La collision dévastatrice du 7 août 2026, impliquant deux bus des compagnies STM et SONITRAV dans la région de Maradi, a laissé un bilan effroyable : 22 vies perdues et 37 personnes blessées, au milieu d’un amas de ferraille tordue. Face à l’intense émotion populaire, le ministère des Transports a réagi en brandissant la menace de « sanctions lourdes », allant potentiellement jusqu’au retrait des agréments d’exploitation. Pourtant, derrière cette façade de fermeté politique se dessine une approche fragmentée qui élude les questions fondamentales : l’incurie des contrôles publics, les dérives du modèle économique des transporteurs et la vétusté criante des infrastructures au Niger.
Réponse politique : l’illusion des sanctions
La réunion de crise tenue le 10 août par le colonel-major Abdouramane Amadou, ministre des Transports et de l’Aviation civile, s’inscrit dans un schéma politique prévisible : afficher une poigne de fer, diffuser des images de l’accident et promettre des mesures disciplinaires. S’il est impératif d’établir les responsabilités administratives des entreprises impliquées, la menace de suspension ou de retrait d’agrément semble avant tout être une manœuvre de communication visant à apaiser la colère publique.
- Une action purement réactive : Comment expliquer l’attente d’une hécatombe de 22 morts pour enfin s’intéresser aux pratiques des compagnies STM et SONITRAV ? Agir uniquement par la sanction a posteriori trahit l’absence d’une véritable stratégie de prévention a priori et interroge la pertinence de la politique Niger en matière de régulation.
- Le rôle ambigu des organismes régulateurs : L’Agence nigérienne de sécurité routière (ANISER) et la Gendarmerie nationale étaient présentes à cette table ministérielle. Il est légitime de se demander quels moyens concrets ces institutions déploient quotidiennement pour intercepter les véhicules défectueux ou sanctionner les excès de vitesse avant que le drame ne survienne.

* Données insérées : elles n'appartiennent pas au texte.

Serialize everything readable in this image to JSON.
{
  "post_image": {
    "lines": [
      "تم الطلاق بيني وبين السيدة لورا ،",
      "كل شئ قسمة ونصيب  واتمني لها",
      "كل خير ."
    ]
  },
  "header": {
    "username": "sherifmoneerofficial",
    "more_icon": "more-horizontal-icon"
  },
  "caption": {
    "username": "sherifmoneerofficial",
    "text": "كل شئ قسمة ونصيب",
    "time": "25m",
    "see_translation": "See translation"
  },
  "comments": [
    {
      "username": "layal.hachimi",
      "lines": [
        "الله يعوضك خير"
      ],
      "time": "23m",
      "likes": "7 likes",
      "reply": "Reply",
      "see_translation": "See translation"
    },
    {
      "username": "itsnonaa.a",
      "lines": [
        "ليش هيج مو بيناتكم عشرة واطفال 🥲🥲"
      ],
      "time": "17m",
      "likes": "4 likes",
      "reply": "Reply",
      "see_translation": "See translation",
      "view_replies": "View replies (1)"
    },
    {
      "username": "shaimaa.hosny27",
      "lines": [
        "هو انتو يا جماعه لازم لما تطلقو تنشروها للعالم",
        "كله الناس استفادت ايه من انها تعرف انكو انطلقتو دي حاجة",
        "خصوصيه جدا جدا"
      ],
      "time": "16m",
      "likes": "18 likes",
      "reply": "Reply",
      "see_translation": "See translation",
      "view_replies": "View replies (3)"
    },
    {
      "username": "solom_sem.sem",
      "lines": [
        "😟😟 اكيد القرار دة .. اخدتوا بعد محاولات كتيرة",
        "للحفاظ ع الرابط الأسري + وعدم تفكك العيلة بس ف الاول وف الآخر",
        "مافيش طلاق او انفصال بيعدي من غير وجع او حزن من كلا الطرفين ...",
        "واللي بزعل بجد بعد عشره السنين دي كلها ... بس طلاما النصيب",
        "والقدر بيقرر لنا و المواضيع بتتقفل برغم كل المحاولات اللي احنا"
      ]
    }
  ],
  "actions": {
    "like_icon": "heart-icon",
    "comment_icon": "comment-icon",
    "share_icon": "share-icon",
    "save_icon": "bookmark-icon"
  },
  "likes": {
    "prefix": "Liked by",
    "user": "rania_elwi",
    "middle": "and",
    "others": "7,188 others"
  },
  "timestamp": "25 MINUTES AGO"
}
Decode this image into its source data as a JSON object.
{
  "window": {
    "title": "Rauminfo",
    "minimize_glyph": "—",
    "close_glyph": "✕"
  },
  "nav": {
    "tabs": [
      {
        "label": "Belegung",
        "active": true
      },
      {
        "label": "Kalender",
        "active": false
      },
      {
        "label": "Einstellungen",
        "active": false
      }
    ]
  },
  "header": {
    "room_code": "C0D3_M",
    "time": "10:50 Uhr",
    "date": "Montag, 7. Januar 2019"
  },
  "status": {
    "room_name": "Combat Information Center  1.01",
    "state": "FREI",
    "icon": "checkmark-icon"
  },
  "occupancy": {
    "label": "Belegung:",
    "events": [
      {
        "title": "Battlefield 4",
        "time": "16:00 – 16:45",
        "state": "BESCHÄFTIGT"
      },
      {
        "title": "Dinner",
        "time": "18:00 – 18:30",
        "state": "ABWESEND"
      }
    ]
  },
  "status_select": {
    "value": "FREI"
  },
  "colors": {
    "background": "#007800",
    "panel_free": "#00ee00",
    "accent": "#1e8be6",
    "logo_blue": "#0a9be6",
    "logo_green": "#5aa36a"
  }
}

Le facteur humain : un écran de fumée pour la rentabilité
Dans sa communication officielle, le gouvernement pointe du doigt le « comportement humain » au volant, évoquant les excès de vitesse et les dépassements imprudents. Cette explication omet cependant que le comportement d’un chauffeur est souvent le résultat direct des pressions économiques exercées par sa hiérarchie. Les cadences et les rotations infernales, dictées par la quête de profit, engendrent une fatigue extrême et des micro-sommeils potentiellement dévastateurs au volant. De plus, une rémunération basée sur le nombre de courses ou de trajets peut inciter directement les conducteurs à des excès de vitesse pour maximiser leurs revenus. Enfin, la maintenance, souvent réduite au strict minimum pour des raisons d’économies, compromet gravement la sécurité Niger en négligeant l’état des pneumatiques, des freins et la révision régulière des flottes.
La récidive de la compagnie SONITRAV, déjà impliquée dans une collision mortelle le 24 février 2026 près de Tabalak, ayant coûté la vie à 3 personnes, démontre que le problème dépasse la simple faute individuelle d’un conducteur. C’est l’ensemble du modèle opérationnel de ces entreprises qui tolère le risque au nom de la rentabilité.
Infrastructures et secours : les oubliés de la sécurité routière
Accuser les chauffeurs et menacer les dirigeants permet également d’éluder la responsabilité des pouvoirs publics dans l’aménagement du territoire et la gestion des urgences :
- L’absence de voies séparées : Sur les grands corridors interurbains comme l’axe de Maradi, des bus de plus de 10 tonnes se croisent à des vitesses supérieures à 90 km/h sur des chaussées étroites. La moindre erreur d’appréciation se transforme alors instantanément en choc frontal mortel.
- Le maillon faible de la prise en charge : Combien de blessés succombent sur le bitume faute de moyens de désincarcération et d’évacuation sanitaire rapide en zone rurale ? La réponse médicale d’urgence demeure le parent pauvre des politiques publiques, impactant directement les citoyens Niger.
Vers une réforme profonde pour les citoyens du Niger
Retirer l’agrément de la STM ou de la SONITRAV peut donner l’illusion d’un État fort et résolu. Cependant, fermer des compagnies sans réformer en profondeur les règles du jeu ne résoudra rien : d’autres acteurs prendront leurs liaisons avec les mêmes méthodes, sur les mêmes routes, générant inévitablement les mêmes tragédies. La véritable sécurité routière Niger Maradi exige une approche holistique et préventive, pour le bien-être de tous les citoyens Niger.